Buddha Sakyamuni nasce circa nel VI secolo a.C. figlio di un sovrano/guerriero del clan dei Sakya il cui regno si trovava sul confine tra il Nepal e l’India. Dopo un’adolescenza «superprotetta», decide di seguire alcuni mistici itineranti e intraprende una via di privazione estrema. Dopo sei anni, oramai vicino alla morte, sceglie una via del tutto personale di ascetismo moderato, la «Via di Mezzo» basata su una disciplina fisica, mentale e spirituale, sull’introspezione e sulla consapevolezza della propria essenza. Appena trentenne raggiunge l’Illuminazione ovvero la rivelazione della percezione del Vero e passa i 45 anni che gli rimangono a diffondere la propria filosofia di vita che si basa sulla conoscenza delle fondamentali quattro nobili verità: l’accettazione della sofferenza come condizione della realtà umana, la comprensione dell’origine della sofferenza, la cessazione della sofferenza attraverso la realizzazione dell’ineluttabilità dell’impermanenza (tutto muta, si modifica, si ripresenta) e la pratica della disciplina mentale necessaria per raggiungere la purificazione dei propri pensieri, parole e azioni.

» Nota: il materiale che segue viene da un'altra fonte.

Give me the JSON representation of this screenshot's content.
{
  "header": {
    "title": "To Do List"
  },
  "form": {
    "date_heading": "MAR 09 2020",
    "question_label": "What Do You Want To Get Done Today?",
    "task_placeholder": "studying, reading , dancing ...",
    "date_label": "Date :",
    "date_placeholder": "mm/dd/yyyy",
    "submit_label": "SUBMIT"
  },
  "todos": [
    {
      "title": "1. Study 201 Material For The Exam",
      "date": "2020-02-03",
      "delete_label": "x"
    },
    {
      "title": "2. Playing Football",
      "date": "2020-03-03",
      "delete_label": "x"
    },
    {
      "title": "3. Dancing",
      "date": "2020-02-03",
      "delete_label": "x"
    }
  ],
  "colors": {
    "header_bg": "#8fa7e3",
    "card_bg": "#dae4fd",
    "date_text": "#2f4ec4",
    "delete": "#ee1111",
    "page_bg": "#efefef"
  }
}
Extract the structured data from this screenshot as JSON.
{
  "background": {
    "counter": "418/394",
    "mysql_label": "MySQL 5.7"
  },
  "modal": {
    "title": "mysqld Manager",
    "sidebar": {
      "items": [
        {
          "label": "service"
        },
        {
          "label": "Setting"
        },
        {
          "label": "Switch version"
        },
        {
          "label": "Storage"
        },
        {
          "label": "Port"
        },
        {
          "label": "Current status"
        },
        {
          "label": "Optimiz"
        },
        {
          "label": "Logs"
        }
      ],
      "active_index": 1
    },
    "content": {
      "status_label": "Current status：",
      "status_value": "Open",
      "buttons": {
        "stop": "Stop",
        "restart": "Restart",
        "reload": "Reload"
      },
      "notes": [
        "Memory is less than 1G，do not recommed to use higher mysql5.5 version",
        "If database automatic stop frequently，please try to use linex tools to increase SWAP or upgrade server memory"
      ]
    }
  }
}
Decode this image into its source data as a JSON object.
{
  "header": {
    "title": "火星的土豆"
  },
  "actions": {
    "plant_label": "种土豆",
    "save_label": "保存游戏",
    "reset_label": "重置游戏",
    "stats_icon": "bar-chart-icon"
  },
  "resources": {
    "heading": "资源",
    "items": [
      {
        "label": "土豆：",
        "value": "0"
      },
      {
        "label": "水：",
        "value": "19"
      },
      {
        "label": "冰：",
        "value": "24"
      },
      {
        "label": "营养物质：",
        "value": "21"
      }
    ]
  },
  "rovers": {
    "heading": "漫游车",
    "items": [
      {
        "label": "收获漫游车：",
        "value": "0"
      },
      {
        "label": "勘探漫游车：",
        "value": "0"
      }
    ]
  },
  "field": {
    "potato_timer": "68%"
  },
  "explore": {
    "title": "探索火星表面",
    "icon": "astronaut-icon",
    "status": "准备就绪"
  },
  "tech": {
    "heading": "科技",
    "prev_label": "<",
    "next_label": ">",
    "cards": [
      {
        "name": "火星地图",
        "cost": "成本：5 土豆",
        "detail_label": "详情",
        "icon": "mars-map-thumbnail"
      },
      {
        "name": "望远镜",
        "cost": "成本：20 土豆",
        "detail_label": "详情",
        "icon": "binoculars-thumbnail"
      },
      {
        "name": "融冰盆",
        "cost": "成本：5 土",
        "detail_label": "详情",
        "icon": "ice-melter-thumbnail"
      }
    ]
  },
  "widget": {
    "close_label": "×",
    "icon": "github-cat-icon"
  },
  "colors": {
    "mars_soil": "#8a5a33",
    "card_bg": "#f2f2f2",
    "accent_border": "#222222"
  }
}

Il Buddha personaggio storico lascia il suo corpo all’età di 80 anni, viene cremato e le sue ceneri, inizialmente suddivise in otto parti, verranno poi divise ulteriormente in 84mila parti dall’imperatore indiano e novello buddhista Ashoka nel III secolo a.C., epoca in cui la vita del Buddha viene mitizzata. La distribuzione delle reliquie (le ceneri) è infatti al centro della diffusione della nuova filosofia. Il Buddha predicava ai suoi adepti di non considerarlo divino, non voleva fondare una religione, ma aveva formulato un sistema di pensiero, una specie di ginnastica mentale atta al raggiungimento della tranquillità esistenziale: non per nulla nelle lingue orientali la parola Buddhismo non esiste ed è rimpiazzata da «Storie del Buddha», la sua vita come esempio universale delle possibilità umane.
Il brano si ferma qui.